R. – Ho scritto questo libro in conseguenza di un percorso che ho compiuto in 15 anni. Sono un’attrice e mi sono convertita in età adulta e questa cosa ha destato un po’ di scandalo, se non scandalo molta curiosità, soprattutto nelle persone che mi conoscevano nella mia vita “avanti Cristo” e vedono come io conduca la mia vita adesso, nell’epoca “dopo Cristo”. E dunque mi hanno chiesto, ascoltandomi e sentendomi raccontare questa storia bellissima che è diventata la mia vita, di mettere nero su bianco i dettagli di questo cambiamento e io, dopo un po’ di reticenza, l’ho fatto.
D. – E’ una storia di conversione, una storia che porta ad avere un cuore nuovo?
R. – E’ una storia che sicuramente mi ha fatto capire che è necessario chiedere un cuore nuovo, che sappia amare, soprattutto perché credo che il dolore più grande, quando raggiungi una certa età, una certa consapevolezza di te, sia il fatto di comprendere che tu per prima non sei capace di amare, e dunque non puoi pretendere di essere amata dagli altri se per prima non riesci a dare questo amore.
D. – Nel libro, lei parla anche di momenti e di esperienze molto forti nella sua vita, parla di un divorzio in famiglia, di disturbi alimentari, anche di un aborto, e di questa fame di senso che lei provava: è stato difficile raccontare queste esperienze in un libro?
R. – Sì, è stato molto difficile ma necessario perché si potesse comprendere davvero cosa era accaduto dentro di me, da che cosa questo cambiamento fosse generato, e come si fosse in qualche modo evoluto e compiuto.

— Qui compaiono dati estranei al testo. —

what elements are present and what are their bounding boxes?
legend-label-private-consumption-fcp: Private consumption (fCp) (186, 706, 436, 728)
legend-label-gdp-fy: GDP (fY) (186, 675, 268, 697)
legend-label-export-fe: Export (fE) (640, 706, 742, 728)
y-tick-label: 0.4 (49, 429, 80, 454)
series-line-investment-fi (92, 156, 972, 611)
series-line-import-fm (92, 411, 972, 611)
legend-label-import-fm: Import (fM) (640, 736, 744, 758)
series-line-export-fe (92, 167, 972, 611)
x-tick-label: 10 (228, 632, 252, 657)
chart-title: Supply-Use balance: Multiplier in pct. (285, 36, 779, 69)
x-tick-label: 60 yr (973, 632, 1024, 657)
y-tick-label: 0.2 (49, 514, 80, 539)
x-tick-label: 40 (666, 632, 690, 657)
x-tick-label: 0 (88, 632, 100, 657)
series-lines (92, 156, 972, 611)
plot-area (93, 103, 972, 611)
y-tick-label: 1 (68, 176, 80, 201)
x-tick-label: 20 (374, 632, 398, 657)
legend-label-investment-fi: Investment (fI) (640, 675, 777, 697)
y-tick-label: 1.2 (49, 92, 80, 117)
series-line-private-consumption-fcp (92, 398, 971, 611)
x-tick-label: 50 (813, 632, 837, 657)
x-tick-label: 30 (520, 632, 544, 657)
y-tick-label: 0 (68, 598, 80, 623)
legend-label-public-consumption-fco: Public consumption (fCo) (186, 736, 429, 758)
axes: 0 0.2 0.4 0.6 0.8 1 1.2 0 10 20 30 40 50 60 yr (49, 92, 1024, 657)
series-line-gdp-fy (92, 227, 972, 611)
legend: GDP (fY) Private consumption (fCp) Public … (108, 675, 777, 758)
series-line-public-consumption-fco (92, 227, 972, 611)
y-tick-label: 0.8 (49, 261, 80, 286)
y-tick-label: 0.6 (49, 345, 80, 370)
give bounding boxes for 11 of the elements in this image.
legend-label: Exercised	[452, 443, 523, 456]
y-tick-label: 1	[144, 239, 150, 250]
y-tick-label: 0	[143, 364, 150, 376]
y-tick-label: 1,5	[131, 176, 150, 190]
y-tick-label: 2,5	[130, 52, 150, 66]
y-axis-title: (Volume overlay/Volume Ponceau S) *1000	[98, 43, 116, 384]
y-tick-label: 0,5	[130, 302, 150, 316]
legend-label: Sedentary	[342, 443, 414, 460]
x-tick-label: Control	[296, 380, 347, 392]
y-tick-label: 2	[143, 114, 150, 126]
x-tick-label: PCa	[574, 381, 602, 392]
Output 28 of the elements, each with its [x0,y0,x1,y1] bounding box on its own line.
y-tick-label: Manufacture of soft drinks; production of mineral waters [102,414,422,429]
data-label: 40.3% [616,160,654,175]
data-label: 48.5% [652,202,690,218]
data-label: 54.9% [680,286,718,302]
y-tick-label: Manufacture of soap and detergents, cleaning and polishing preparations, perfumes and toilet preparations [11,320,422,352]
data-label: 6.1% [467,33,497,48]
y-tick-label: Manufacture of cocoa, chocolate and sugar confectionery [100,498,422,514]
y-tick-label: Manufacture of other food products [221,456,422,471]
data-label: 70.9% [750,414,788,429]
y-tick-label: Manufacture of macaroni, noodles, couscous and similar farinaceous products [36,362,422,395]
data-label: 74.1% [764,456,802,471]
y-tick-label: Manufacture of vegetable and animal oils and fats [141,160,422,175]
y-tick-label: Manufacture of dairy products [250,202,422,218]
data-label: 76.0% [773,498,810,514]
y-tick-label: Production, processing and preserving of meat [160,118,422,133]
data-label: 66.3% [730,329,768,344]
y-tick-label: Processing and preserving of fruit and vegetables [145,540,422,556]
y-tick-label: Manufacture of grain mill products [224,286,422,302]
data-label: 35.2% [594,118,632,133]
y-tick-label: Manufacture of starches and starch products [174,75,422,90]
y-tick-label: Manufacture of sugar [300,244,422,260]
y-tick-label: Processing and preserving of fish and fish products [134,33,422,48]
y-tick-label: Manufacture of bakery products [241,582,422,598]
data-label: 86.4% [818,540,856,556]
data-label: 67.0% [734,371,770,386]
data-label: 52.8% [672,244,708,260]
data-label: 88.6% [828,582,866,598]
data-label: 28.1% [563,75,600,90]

Ciascuno di noi porta dentro di sé ferite e cose a cui non riesce a dare spiegazione: poterle illuminare, poterle tirare fuori, affinché assumano contorni definiti e non rimangano mostri nel buio della nostra coscienza, serve per poterle affrontare. Ecco questo forse è accaduto di bello: è venuto alla luce quel buio, quel torbido. Quelle ferite che avevo io ho potuto curarle.
D. – Un incontro importante è stato la confessione con don Fabio….
R. – Esatto. Tutto risale a quel momento in cui per la prima volta, forse, mi sono resa conto di che cosa significasse la parola “peccato”, che non è tanto un elenco di cose sbagliate che facciamo, ma è una condizione proprio dell’anima: il fatto di essere separati da Dio, di averlo estromesso dalla propria vita, di non considerarlo un Padre, ma di considerarlo un giudice pronto a chiederti il conto dei tuoi errori passati. E allora, quella separazione è proprio la fonte della disperazione dell’uomo, almeno per me è stato così. E rendendomi conto di questo ho finalmente anche potuto piangere, avere pietà di me e accogliere il perdono e la misericordia di questo Dio, che invece è un Padre che mi vuole bene e che mi ha promesso una felicità che mi sta dando giorno per giorno.
D. – Quali suggerimenti potrebbe dare a chi volesse chiedere un cuore nuovo e quindi volesse provare a cercare la felicità di cui lei parla nel libro, la felicità vera?
R. – Fare un esame, cercare di scendere profondamente dentro se stessi e capire che quella stanchezza di sé, quella noia di sé, quel disgusto di sé, sono un ottimo punto di partenza e che si può voltare pagina, decidendosi però sul serio e intraprendendo un cammino serio, con una guida seria in uno dei tanti, tantissimi percorsi che la Chiesa cattolica offre.